# Picked up a Unicorn on Saturday night



## iMakeTheMaps (Jul 14, 2015)

Backstory: I was out of my normal zone due to an airport ride, trying to work my way back towards home when I caught an XL request about 12 mins away. Decided to go for it... dude calls me half way, tells me no problem on time, see you in a few --- then cancels when I am literally around the corner. FML. So I'm sitting on the side of the road, hot. Decide to switch profiles so I can get X requests, hoping something will get me headed in the right direction when the request comes in from a couple mins away... I go for it. 

Pull up to a hipster bar.. my group is on the patio, bro-hugging it out and saying goodbye to their buddies for a little too long, but whatever. They get in the car, very friendly, one sober lady is clearly in charge. They ask me where can they get food at this hour (after 1a), I have no idea.. they quickly decide on Taco Bell. She asks me if it's okay to stop.. I glance at the destination, realize it's about 10mins towards my house and figure what the hell, sure we can stop. 

Conversation is going well in the ride, one couple from out of town, one couple lives at the destination. Ask me a few standard Uber questions, then get to talking about their friends new business. 

We make it to the Taco Bell near their house, hit the drive-thru. They proceed to order the entire restaurant. $46 (that's not a typo) worth of terrible food. At the end, lady in charge asks me what I like at Taco Bell... I go with the standby, double-decker w/ no lettuce. She quickly orders 2 for me - natch. 

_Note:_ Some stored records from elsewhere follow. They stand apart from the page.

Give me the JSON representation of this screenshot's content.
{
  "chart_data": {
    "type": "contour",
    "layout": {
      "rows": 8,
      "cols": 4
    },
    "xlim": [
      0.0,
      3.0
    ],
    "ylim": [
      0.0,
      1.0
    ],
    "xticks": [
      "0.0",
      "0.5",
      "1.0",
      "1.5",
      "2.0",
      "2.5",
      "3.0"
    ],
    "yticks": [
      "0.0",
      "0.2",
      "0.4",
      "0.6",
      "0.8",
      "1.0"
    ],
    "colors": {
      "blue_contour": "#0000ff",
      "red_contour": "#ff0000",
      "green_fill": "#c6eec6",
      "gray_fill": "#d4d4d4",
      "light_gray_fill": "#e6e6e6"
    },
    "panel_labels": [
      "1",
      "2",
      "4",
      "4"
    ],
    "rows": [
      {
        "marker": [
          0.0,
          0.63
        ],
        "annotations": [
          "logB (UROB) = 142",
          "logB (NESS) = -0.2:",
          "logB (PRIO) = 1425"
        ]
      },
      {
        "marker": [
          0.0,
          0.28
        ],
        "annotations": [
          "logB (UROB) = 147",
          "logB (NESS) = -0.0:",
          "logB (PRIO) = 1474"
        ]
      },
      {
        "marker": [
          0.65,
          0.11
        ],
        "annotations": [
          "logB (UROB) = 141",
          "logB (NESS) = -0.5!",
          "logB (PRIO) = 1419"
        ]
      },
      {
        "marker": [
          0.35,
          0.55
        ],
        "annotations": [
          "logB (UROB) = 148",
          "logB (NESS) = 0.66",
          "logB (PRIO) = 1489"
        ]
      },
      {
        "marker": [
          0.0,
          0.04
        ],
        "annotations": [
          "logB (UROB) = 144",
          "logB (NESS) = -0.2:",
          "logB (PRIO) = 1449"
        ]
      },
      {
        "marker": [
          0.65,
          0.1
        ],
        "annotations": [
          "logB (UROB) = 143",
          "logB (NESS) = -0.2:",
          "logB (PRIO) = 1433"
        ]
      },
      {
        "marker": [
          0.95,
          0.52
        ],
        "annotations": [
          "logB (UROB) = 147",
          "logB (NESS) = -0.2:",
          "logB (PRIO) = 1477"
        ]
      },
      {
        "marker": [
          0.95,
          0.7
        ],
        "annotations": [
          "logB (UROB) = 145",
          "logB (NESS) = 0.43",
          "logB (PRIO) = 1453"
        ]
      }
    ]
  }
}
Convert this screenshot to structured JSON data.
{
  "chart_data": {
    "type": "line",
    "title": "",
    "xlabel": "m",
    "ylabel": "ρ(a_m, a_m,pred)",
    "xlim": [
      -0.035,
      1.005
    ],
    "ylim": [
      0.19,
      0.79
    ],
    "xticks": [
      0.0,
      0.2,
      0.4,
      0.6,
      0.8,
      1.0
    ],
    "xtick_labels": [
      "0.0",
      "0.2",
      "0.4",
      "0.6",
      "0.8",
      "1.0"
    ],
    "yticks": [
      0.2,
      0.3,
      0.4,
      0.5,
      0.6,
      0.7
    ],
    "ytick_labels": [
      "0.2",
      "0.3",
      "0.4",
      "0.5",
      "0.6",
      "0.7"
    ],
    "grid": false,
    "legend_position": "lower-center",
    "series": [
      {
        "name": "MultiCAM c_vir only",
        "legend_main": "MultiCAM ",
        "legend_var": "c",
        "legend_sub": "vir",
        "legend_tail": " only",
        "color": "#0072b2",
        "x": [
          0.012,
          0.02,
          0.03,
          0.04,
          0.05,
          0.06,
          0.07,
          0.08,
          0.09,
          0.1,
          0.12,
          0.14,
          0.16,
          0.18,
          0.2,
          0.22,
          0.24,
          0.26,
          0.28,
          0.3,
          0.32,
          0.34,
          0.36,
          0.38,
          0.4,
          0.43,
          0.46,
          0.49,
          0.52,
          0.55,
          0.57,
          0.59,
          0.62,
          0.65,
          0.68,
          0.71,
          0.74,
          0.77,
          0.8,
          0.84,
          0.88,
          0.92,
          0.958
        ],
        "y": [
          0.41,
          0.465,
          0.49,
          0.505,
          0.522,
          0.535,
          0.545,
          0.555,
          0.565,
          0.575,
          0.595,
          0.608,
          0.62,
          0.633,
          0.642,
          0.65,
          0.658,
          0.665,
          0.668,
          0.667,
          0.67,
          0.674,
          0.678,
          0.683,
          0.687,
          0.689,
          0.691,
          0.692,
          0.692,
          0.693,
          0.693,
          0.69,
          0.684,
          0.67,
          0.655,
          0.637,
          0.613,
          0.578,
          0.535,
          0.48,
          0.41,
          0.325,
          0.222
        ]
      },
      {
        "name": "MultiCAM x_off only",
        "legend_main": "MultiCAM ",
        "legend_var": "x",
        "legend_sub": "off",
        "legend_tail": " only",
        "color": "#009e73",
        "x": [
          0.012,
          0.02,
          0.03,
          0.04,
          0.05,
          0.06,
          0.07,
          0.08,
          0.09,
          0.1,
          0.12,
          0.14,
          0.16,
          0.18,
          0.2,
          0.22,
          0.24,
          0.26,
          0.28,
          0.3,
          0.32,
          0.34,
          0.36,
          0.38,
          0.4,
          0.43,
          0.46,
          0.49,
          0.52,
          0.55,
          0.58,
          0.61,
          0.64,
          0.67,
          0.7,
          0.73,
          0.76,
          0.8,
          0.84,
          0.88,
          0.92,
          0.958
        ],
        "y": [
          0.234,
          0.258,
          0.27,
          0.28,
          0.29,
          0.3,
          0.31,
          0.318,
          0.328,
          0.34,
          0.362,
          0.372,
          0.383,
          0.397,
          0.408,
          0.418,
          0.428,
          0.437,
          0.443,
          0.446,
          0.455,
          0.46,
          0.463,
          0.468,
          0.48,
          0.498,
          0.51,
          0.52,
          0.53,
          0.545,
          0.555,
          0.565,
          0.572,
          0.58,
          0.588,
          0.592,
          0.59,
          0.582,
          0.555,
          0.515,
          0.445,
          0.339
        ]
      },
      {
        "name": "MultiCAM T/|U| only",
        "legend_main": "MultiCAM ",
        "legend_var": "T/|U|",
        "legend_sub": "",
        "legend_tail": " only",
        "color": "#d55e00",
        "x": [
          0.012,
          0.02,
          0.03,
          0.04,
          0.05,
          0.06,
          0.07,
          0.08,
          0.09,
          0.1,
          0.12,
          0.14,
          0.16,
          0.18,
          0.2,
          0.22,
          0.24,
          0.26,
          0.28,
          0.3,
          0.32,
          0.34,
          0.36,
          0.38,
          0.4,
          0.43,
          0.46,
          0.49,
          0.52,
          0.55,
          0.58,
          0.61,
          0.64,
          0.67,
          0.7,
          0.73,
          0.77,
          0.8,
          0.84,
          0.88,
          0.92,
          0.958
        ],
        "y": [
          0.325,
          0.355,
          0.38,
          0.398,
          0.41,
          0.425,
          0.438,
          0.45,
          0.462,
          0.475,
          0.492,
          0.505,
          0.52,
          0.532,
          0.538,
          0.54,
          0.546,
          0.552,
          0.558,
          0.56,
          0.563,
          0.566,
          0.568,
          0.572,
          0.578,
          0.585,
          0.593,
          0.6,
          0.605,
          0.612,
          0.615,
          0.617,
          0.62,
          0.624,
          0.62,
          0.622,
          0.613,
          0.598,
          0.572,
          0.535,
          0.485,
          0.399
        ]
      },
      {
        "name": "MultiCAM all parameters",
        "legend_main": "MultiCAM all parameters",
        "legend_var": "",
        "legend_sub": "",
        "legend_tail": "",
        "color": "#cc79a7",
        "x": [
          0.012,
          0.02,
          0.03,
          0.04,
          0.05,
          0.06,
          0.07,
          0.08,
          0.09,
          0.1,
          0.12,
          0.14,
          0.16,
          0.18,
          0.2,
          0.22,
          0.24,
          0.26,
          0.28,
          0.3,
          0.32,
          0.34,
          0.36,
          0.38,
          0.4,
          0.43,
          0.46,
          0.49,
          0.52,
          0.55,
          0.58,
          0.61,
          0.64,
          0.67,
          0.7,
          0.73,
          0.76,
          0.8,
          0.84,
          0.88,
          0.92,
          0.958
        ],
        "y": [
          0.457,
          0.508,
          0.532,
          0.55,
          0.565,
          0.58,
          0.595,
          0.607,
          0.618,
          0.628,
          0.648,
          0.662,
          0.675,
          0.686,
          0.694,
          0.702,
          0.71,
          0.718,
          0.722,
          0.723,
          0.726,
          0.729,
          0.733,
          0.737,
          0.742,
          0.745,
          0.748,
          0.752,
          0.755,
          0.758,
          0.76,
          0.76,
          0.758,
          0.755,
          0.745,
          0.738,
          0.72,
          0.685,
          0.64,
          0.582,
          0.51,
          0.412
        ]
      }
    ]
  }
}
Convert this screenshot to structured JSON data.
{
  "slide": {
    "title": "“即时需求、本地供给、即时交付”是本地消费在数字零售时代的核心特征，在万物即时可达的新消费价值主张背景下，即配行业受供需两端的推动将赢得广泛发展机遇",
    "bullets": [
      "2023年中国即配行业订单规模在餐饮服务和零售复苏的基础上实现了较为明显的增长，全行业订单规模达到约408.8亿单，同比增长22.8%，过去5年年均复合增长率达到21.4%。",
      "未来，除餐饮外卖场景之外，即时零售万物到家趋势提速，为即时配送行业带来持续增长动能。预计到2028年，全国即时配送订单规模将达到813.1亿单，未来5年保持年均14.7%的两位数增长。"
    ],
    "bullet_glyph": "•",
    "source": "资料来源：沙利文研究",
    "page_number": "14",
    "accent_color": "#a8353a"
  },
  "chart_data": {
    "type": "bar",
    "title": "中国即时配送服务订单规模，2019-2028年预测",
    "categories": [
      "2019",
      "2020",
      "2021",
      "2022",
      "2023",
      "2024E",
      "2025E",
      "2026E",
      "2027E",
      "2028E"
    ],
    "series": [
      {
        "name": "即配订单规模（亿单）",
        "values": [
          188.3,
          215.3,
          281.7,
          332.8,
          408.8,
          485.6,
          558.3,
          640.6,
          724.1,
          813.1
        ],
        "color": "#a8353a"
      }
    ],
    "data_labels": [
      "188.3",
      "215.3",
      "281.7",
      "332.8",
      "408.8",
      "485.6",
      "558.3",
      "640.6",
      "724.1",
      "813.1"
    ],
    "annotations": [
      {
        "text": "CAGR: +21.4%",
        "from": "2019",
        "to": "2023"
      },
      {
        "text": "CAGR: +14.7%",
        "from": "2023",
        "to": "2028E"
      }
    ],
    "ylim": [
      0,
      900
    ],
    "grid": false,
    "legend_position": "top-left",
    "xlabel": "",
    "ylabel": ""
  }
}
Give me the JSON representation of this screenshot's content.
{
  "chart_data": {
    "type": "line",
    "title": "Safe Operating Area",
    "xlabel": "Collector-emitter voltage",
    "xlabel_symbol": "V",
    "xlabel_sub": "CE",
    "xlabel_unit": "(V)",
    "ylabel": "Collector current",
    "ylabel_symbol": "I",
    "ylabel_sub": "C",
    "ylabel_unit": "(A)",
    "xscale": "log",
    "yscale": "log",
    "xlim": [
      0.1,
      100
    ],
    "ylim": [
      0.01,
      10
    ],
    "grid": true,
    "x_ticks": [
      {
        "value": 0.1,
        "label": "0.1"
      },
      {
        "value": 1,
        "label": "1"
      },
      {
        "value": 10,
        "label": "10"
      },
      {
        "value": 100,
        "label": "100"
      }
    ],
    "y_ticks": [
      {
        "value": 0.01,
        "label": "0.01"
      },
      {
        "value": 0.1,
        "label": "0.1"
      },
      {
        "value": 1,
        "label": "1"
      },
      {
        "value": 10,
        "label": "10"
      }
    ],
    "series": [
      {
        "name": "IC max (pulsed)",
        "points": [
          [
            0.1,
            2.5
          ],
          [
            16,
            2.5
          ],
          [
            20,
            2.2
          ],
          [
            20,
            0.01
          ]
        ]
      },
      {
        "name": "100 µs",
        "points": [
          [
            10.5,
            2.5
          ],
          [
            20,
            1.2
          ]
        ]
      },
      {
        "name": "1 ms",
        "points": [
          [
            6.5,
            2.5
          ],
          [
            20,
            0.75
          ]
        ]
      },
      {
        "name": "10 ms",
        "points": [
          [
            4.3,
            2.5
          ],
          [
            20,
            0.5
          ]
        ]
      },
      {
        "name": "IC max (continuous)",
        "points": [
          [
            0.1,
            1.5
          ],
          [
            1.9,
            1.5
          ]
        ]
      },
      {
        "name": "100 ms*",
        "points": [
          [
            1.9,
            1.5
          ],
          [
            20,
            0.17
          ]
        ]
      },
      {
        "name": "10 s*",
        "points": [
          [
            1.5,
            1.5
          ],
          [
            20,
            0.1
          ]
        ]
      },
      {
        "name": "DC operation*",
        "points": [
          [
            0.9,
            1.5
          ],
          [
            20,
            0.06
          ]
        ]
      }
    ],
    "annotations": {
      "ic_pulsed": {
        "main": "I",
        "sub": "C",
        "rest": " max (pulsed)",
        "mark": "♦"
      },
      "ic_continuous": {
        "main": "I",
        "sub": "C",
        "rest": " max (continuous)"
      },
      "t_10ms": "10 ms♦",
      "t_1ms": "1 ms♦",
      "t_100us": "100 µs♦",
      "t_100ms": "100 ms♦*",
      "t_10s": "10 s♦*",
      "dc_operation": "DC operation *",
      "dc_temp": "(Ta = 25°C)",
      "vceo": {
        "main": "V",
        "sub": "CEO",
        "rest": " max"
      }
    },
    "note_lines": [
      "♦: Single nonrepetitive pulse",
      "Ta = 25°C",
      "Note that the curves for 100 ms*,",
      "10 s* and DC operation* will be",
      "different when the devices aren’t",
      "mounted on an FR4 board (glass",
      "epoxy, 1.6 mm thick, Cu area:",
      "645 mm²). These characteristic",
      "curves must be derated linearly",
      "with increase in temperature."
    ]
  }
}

I'm feeling good about the tacos, at least they thought of me. We get back to their place, it takes a minute to get everyone out of the car. Out of town guy is up front with me, out of town girl in way back of van. 

I see out of town guy fumbling with cash up front, think to myself.. cool, tip coming. I get out, help his lady out of the back seat, do a scan, make sure they have everything, etc. She hands me two $5 bills on the way up the driveway - I say, thanks, appreciate it. Feeling pretty good... wish everyone a good night, blah blah. Get back in the car, what do I see in my cup-holder?? A $20 bill! Boom!

I decided that my night wouldn't get any better from there, it was late, I was part way home.. bailed out and felt good about myself when I stopped to buy beer with the tip money on the way home. 


TL;DR Cliffs: ******** cancels, switch to X fares in desperation, pickup hipsters, pillage a Taco Bell, $14 fare = $30 tip + 2 tacos, Boom!


----------



## veeger2 (Jul 9, 2015)

Tips are great aint they?


----------



## Sacto Burbs (Dec 28, 2014)

Proof positive getting tips will lead you down the road to drunkness.

/s


----------



## Transportador (Sep 15, 2015)

Wow, unicorns do exist out there! Congrats!!!


----------